I get $\frac{\frac{3}{2(3 + x)}}{\frac{3}{2(3 + x)} + \frac{1}{3 + x}} = \frac{3}{5}$.

3. I don't understand how you set up the problem like you did. What do the terms in your numerator and denominator represent?

Here is what I get:

P(A l B) = (P(B l A) * P(A)) / P(B)

A is Tom putting a red marble in the sock.
B is Jason taking a red marble out of the sock.

P (B l A) = 3 / (x+3)
P (A) = unknown, let it be p
P (B) = p*(3/(x+3)) + (1-p)*(2/(x+2))

So

P(A l B) = (P(B l A) * P(A)) / P(B) = (3p/(x+3)) / (p*(3/(x+3)) + (1-p)*(2/(x+2)))

I end up with 3/2 p. I know I did something wrong, but I'm not sure what.

4. Hello, Penguins!

I agree with Mr. F

A sock contains 2 red marbles and an unknown number of blue marbles.
Tom places a new marble in the sock.
Jason puts his hand in the sock and pulls out a red marble.

What is the probability that the marble Tom put in the sock was red?
We want: . $P(\text{add Red }|\text{ draw Red}) \;=\;\frac{P(\text{add Red }\wedge\text{ draw Red})}{P(\text{draw Red})}$ .[1]

The sock contains: 2 Red and $b$ Blue marbles.

There are two cases to consider:

[1] A Red marble is added.
. . .The sock contains: 3 Red and $b$ Blue.
. . . . Then: . $P(\text{add Red }\wedge\text{ draw Red}) \:=\:\frac{3}{b+3}$ .[2]

[2] A Blue marble is added.
. . .The sock contains: 2 Red and $b+1$ Blue.
. . . . Then: . $P(\text{add Blue }\wedge\text{ draw Red}) \:=\:\frac{2}{b+3}$

Hence: . $P(\text{draw Red}) \;=\;\frac{3}{b+3} + \frac{2}{b+3} \;=\;\frac{5}{b+3}$ .[3]

Substitute [2] and [3] into [1]: . $P(\text{add Red }|\text{ draw Red}) \;\;=\;\; \frac{\dfrac{3}{b+3}} {\dfrac{5}{b+3}} \;\;=\;\;\frac{3}{5}$

5. Originally Posted by Soroban
Hello, Penguins!

I agree with Mr. F

We want: . $P(\text{add Red }|\text{ draw Red}) \;=\;\frac{P(\text{add Red }\wedge\text{ draw Red})}{P(\text{draw Red})}$ .[1]

The sock contains: 2 Red and $b$ Blue marbles.

There are two cases to consider:

[1] A Red marble is added.
. . .The sock contains: 3 Red and $b$ Blue.
. . . . Then: . $P(\text{add Red }\wedge\text{ draw Red}) \:=\:\frac{3}{b+3}$ .[2]

[2] A Blue marble is added.
. . .The sock contains: 2 Red and $b+1$ Blue.
. . . . Then: . $P(\text{add Blue }\wedge\text{ draw Red}) \:=\:\frac{2}{b+3}$

Hence: . $P(\text{draw Red}) \;=\;\frac{3}{b+3} + \frac{2}{b+3} \;=\;\frac{5}{b+3}$ .[3]

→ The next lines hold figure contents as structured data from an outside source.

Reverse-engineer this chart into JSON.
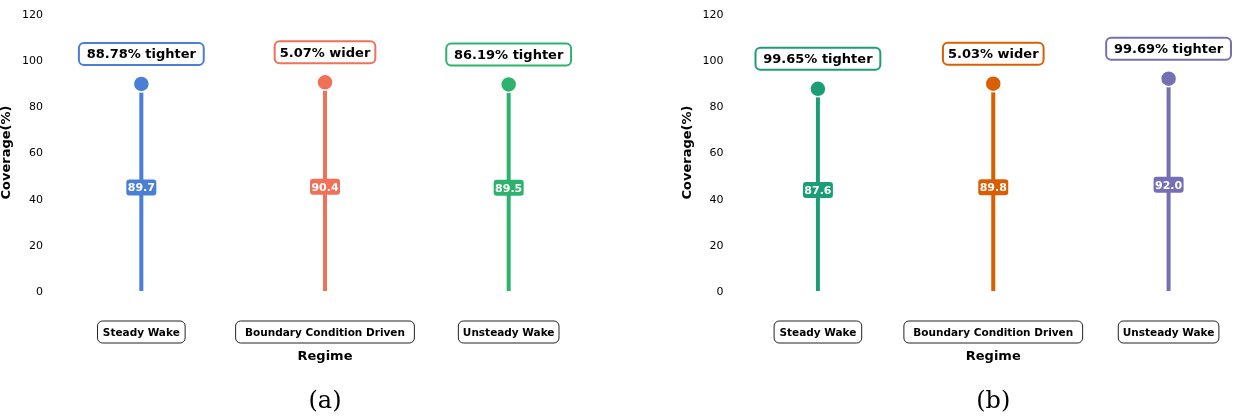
{
  "chart_data": [
    {
      "type": "lollipop",
      "xlabel": "Regime",
      "ylabel": "Coverage(%)",
      "categories": [
        "Steady Wake",
        "Boundary Condition Driven",
        "Unsteady Wake"
      ],
      "values": [
        89.7,
        90.4,
        89.5
      ],
      "colors": [
        "#4a7fd6",
        "#f07058",
        "#2eb36e"
      ],
      "ylim": [
        0,
        120
      ],
      "yticks": [
        0,
        20,
        40,
        60,
        80,
        100,
        120
      ],
      "grid": false,
      "marker": "circle",
      "annotations": [
        "88.78% tighter",
        "5.07% wider",
        "86.19% tighter",
        "(a)",
        {
          "text": "89.7",
          "x": "Steady Wake",
          "y": 44.85
        },
        {
          "text": "90.4",
          "x": "Boundary Condition Driven",
          "y": 45.2
        },
        {
          "text": "89.5",
          "x": "Unsteady Wake",
          "y": 44.75
        }
      ]
    },
    {
      "type": "lollipop",
      "xlabel": "Regime",
      "ylabel": "Coverage(%)",
      "categories": [
        "Steady Wake",
        "Boundary Condition Driven",
        "Unsteady Wake"
      ],
      "values": [
        87.6,
        89.8,
        92.0
      ],
      "colors": [
        "#1b9e77",
        "#d95f02",
        "#7570b3"
      ],
      "ylim": [
        0,
        120
      ],
      "yticks": [
        0,
        20,
        40,
        60,
        80,
        100,
        120
      ],
      "grid": false,
      "marker": "circle",
      "annotations": [
        "99.65% tighter",
        "5.03% wider",
        "99.69% tighter",
        "(b)",
        {
          "text": "87.6",
          "x": "Steady Wake",
          "y": 43.8
        },
        {
          "text": "89.8",
          "x": "Boundary Condition Driven",
          "y": 44.9
        },
        {
          "text": "92.0",
          "x": "Unsteady Wake",
          "y": 46
        }
      ]
    }
  ]
}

Substitute [2] and [3] into [1]: . $P(\text{add Red }|\text{ draw Red}) \;\;=\;\; \frac{\dfrac{3}{b+3}} {\dfrac{5}{b+3}} \;\;=\;\;\frac{3}{5}$

I see what you're doing, but isn't it a problem that you're assuming the probability of Tom putting a red marble in the sock to be 1/2? I set up the problem using p as this probability and unfortunately made a careless mistake in my previous post, but get the answer to the question as (3p)/(2+p). When p = 1/2, the answer is 3/5.

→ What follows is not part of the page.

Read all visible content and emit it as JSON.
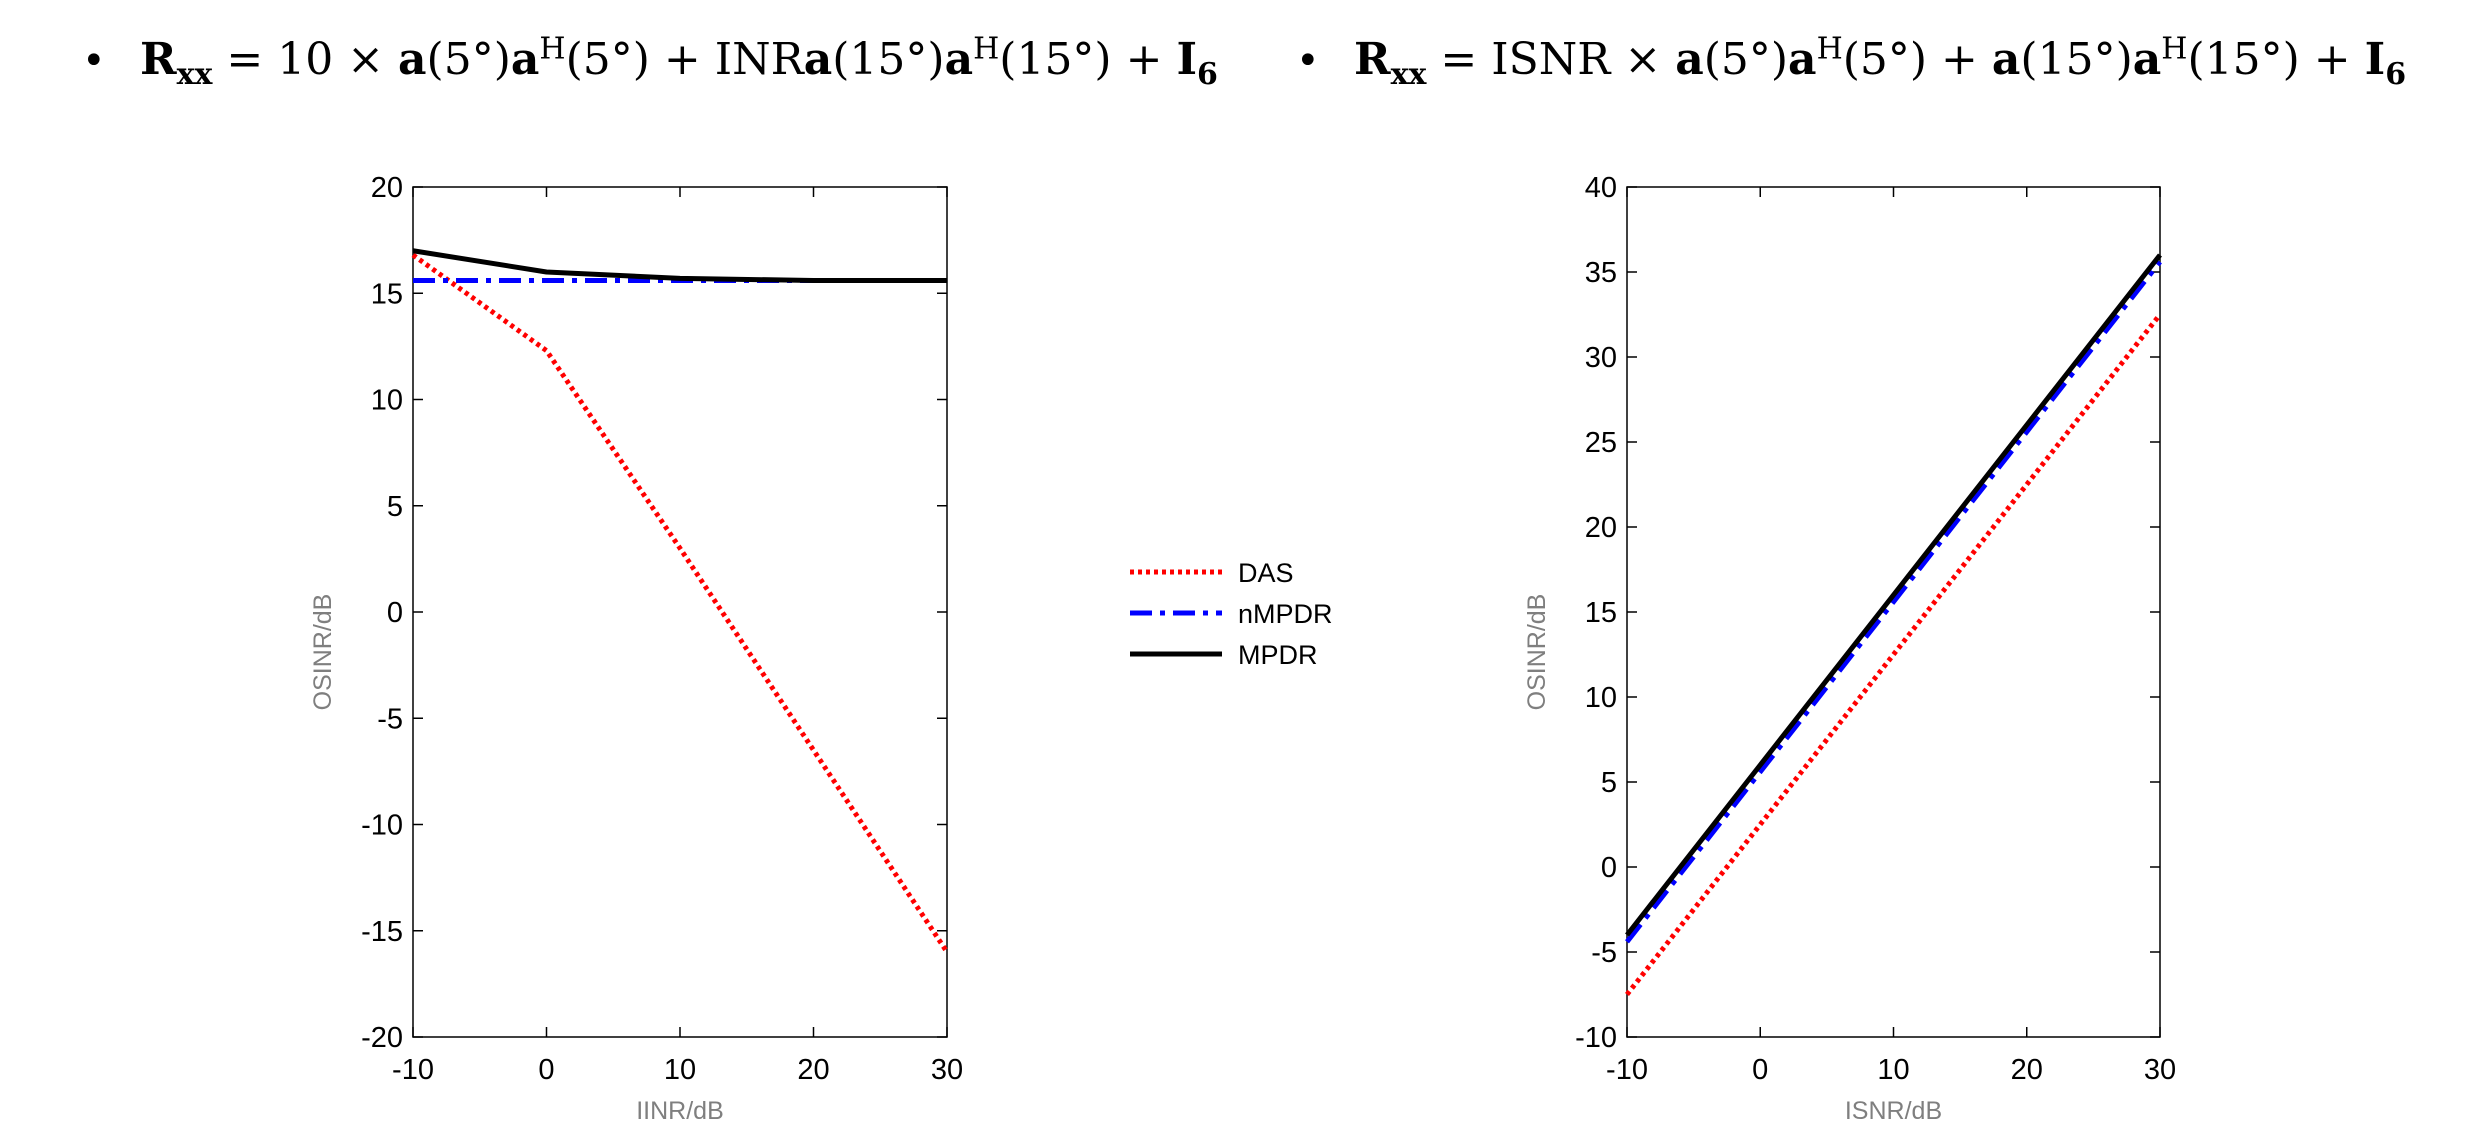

I'm curious as to whether there is a rule in a situation like this as to whether lacking more information it is assumed that all possibilities have equal likelihood?

Thanks for the replies!

6. Originally Posted by Penguins
I see what you're doing, but isn't it a problem that you're assuming the probability of Tom putting a red marble in the sock to be 1/2? I set up the problem using p as this probability and unfortunately made a careless mistake in my previous post, but get the answer to the question as (3p)/(2+p). When p = 1/2, the answer is 3/5.

I'm curious as to whether there is a rule in a situation like this as to whether lacking more information it is assumed that all possibilities have equal likelihood?

Thanks for the replies!
If you're expected to get a numerical answer then you have to make an assumption regarding a priori knowledge. The best one (for various reasons which I won't get into here) is a uniform prior distribution.